14 December 2016

The Leading Economic Issues for 2017

2016 has proven to have been a rather volatile year for the global economy, with much of this volatility being driven by political developments, including the rise of populist politics in many of the world’s leading economies.  As we look ahead to 2017, there is more uncertainty facing the global economy than at any time in recent years, and this could prove to be yet another destabilizing factor for the global economy.  Here is a list of some of the key issues that will determine the health of the global economy in 2017.

Sluggish Global Growth: For the past five years, global GDP growth has hovered at around just 3%, the longest run of such sluggish growth since the late 1980s and early 1990s.  Moreover, the forecast for the global economy calls for growth rates to accelerate only slightly in 2017 and over the remainder of this decade.

Growth Drivers:  China and the United States will each account for more than 20% of the increase in global economic output in 2017, as will the remainder of Asia’s economies, with Asia remaining the center of global economic growth next year.  The European Union will account for 10% of the increase in global economic output next year. 

The Threat of Protectionism: Support for far-right and far-left parties in many leading economies has risen due, in part, to calls for protectionist measures to be adopted that have the potential to severely curtail trade and investment.  This is perhaps the single-greatest threat facing the global economy in the coming years. 

Higher Growth Rates in the United States: The US’ economic growth rate is forecast to rise to 2.4% in 2017 (and 2.6% in 2018) as investment levels rise and consumer spending remains strong.  A weak external sector will prevent economic growth in the US from reaching 3%, a level it last reached in 2005.

Slower Growth in Europe: Europe’s economic recovery reached its peak in 2016 and growth rates for the region as a whole will trend downwards in 2017 as the leading drivers of the region’s recent growth, Britain and Spain, record lower levels of growth.  A weak euro will boost the region’s exports, preventing a larger decline in growth rates next year.

Rising Risk Levels in China: While strong consumer spending growth will prevent a sharp fall in economic growth in China in 2017, risks such as dangerous asset bubbles, overcapacity in many industrial sectors, and rising debt levels, are emerging as major long-term threats to the world’s second-largest economy.

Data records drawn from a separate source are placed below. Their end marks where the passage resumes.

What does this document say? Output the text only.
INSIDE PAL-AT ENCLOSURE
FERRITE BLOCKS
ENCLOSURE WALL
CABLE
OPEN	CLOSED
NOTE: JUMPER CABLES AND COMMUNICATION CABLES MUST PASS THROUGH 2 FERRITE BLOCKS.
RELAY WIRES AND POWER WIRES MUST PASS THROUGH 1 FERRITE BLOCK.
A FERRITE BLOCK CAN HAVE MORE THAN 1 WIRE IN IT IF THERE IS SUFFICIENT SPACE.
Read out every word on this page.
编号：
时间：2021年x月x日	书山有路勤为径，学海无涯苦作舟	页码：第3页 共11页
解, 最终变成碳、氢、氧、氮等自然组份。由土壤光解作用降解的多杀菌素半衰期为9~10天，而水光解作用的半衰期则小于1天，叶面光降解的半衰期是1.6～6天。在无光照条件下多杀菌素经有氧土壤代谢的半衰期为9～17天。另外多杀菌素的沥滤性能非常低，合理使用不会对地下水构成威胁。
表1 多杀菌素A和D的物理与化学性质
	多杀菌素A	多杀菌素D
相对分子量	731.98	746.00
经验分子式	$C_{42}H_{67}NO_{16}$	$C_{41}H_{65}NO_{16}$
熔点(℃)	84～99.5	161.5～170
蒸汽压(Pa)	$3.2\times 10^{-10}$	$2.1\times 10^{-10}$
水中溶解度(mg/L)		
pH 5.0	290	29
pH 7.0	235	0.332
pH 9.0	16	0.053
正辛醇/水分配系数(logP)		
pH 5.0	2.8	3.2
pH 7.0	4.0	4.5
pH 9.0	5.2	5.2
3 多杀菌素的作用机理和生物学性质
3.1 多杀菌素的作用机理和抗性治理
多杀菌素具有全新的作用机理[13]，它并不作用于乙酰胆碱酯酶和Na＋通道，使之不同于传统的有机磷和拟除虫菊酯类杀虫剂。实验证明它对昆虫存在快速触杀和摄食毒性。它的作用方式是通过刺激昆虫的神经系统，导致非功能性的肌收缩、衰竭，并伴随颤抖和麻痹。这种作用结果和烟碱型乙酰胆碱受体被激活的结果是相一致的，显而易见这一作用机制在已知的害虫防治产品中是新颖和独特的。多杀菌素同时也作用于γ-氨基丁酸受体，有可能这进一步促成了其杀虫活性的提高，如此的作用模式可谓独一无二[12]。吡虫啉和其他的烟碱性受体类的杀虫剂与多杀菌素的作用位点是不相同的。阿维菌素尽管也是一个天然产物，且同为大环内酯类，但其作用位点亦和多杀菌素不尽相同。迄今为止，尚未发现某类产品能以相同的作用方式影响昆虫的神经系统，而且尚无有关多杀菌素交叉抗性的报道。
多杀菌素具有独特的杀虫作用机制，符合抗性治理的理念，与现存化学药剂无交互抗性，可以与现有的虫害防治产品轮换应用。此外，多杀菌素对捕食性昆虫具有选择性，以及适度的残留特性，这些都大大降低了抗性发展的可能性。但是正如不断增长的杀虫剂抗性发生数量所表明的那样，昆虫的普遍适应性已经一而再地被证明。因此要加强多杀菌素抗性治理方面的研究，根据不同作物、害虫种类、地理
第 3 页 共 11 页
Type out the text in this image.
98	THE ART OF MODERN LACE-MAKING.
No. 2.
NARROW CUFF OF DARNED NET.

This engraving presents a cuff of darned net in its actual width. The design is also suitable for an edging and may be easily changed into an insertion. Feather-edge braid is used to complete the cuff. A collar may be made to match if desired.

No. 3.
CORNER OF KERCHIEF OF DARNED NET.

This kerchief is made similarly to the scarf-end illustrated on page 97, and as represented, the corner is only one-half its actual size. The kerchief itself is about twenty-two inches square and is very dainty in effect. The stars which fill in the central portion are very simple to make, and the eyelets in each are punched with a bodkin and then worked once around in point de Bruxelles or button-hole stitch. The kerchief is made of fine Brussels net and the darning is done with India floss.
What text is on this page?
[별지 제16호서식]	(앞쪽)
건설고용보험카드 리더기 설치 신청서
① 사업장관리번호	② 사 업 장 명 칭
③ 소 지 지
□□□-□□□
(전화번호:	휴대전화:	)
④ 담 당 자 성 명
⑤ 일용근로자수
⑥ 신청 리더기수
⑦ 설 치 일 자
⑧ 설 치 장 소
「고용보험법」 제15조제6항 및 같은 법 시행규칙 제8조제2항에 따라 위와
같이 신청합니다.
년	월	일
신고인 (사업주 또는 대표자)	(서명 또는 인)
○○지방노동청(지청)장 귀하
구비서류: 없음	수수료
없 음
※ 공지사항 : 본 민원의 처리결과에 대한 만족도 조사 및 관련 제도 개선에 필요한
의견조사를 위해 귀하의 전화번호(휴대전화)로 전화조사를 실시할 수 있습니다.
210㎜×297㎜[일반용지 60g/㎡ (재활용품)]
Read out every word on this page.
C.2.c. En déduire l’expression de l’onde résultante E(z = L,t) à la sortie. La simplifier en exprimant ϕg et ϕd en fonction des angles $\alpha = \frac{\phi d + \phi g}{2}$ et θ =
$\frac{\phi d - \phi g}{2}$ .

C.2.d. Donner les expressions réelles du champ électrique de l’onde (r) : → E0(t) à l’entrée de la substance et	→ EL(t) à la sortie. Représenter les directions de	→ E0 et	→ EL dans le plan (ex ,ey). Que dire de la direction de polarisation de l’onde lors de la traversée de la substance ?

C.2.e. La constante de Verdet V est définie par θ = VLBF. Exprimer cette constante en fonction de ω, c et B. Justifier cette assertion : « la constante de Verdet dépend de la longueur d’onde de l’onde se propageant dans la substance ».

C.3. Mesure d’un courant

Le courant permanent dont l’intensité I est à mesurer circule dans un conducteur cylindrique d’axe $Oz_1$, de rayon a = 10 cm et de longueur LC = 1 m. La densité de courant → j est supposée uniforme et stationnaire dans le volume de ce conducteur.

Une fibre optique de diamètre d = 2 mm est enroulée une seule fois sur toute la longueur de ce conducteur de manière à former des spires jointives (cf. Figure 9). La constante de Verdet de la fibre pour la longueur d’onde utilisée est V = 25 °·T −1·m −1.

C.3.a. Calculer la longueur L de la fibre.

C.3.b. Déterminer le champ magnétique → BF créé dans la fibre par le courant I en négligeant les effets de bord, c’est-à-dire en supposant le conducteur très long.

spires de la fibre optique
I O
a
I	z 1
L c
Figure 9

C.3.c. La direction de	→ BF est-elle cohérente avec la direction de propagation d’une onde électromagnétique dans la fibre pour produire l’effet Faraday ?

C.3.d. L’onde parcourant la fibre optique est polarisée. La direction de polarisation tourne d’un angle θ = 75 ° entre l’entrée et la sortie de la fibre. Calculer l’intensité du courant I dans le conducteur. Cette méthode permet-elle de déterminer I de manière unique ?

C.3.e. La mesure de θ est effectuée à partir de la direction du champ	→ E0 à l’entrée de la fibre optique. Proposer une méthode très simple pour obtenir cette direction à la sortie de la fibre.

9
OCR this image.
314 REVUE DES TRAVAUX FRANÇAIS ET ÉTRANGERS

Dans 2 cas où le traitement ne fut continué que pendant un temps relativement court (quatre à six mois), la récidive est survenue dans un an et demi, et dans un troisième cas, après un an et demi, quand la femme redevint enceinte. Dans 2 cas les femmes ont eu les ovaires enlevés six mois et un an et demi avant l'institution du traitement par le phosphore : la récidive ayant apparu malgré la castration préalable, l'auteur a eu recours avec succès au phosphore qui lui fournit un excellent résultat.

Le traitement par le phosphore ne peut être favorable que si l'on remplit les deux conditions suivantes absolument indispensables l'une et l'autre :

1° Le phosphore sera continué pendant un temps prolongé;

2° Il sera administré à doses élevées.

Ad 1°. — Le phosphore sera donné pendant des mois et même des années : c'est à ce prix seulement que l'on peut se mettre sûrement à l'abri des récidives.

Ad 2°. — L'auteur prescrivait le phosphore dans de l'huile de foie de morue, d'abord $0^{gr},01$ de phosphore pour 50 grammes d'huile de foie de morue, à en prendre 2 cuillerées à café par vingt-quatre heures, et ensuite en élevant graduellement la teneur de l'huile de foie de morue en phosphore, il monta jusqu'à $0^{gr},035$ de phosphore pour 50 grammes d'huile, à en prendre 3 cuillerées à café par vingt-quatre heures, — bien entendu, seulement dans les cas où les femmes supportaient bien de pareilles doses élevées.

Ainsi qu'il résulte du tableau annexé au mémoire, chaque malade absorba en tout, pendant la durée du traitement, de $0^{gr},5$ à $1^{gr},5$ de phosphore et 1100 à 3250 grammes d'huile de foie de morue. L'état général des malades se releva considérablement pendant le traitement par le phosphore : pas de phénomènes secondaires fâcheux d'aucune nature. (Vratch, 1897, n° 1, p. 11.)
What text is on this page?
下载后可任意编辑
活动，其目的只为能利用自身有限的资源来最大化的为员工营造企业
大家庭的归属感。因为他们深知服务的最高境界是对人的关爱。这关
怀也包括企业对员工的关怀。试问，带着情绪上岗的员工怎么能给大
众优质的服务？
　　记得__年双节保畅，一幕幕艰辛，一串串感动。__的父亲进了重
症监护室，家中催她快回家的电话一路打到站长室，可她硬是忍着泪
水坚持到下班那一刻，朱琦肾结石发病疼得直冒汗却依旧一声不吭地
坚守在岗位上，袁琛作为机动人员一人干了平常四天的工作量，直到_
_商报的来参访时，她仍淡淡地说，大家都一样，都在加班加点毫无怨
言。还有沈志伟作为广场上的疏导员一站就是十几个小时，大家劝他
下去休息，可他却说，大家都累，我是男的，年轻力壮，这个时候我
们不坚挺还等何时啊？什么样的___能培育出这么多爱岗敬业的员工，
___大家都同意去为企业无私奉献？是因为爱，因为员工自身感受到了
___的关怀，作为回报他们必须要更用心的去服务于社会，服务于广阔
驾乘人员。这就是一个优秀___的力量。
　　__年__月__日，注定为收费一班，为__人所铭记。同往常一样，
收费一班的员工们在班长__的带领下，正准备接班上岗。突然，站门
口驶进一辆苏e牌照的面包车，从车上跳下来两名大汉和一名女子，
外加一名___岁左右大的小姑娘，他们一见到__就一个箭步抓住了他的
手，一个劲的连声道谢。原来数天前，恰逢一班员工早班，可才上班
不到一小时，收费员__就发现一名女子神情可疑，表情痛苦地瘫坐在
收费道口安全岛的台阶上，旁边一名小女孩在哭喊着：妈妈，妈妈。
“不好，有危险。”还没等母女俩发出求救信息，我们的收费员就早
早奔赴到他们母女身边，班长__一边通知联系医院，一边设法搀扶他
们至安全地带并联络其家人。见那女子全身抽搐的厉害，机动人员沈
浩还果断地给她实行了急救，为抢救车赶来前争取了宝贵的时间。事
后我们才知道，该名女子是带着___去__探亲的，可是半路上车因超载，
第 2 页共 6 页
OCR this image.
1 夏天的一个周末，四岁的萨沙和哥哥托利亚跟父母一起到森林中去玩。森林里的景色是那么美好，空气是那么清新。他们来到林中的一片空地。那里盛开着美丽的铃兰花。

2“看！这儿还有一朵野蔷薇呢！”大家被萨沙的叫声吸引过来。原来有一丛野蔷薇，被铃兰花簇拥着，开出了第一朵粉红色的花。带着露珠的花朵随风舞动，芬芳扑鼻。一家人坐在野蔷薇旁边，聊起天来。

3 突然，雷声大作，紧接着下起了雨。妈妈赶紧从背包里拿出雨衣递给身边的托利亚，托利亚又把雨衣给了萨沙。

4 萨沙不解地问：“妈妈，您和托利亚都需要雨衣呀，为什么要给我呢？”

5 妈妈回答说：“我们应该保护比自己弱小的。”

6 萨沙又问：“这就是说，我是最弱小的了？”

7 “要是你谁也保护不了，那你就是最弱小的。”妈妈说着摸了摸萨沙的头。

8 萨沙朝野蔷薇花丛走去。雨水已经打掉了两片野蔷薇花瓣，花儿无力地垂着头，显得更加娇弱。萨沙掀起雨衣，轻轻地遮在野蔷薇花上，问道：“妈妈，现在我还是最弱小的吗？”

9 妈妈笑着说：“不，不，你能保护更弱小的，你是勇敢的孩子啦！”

India Leads the Way: For the third consecutive year, India will be the world’s fastest-growing large economy in 2017, with GDP growth remaining just below 8%.  If India can enact more economic reforms that help it to attract more foreign investment, and if India can improve its infrastructure, growth rates could rise even higher over the longer-term 

Tough Days for Emerging Markets Outside of Asia: While Asia’s largest emerging markets are growing at a healthy pace, emerging markets in Latin America, East Europe and much of the Middle East and Africa will only slowly emerge from their recent slumps.  Lower commodity prices and weak export competitiveness levels have hindered growth outside of Asia in recent years.

The Search for New Low-Cost Manufacturing Locations: As production costs in China continue to rise, manufacturers are searching for new locations for low-cost production centers.  Many of these countries will be found in Southeast and South Asia, providing them with a major opportunity to further boost their economic growth rates.

The Strong US Dollar: The US dollar is forecast to remain very strong in 2017 and this will have major ramifications for the US and global economy next year.  This could lead to inflationary spikes in many emerging markets and will place great strains on countries where institutions hold large amounts of dollar-denominated debt.

The Threat of Another Banking Crisis: Low growth rates and low interest rates have damaged the health of many banks around the world, particularly in Europe.  This is likely to lead to a number of major banks requiring large amounts of financial assistance in 2017, with a number of Italian banks appearing to be first in line for such support.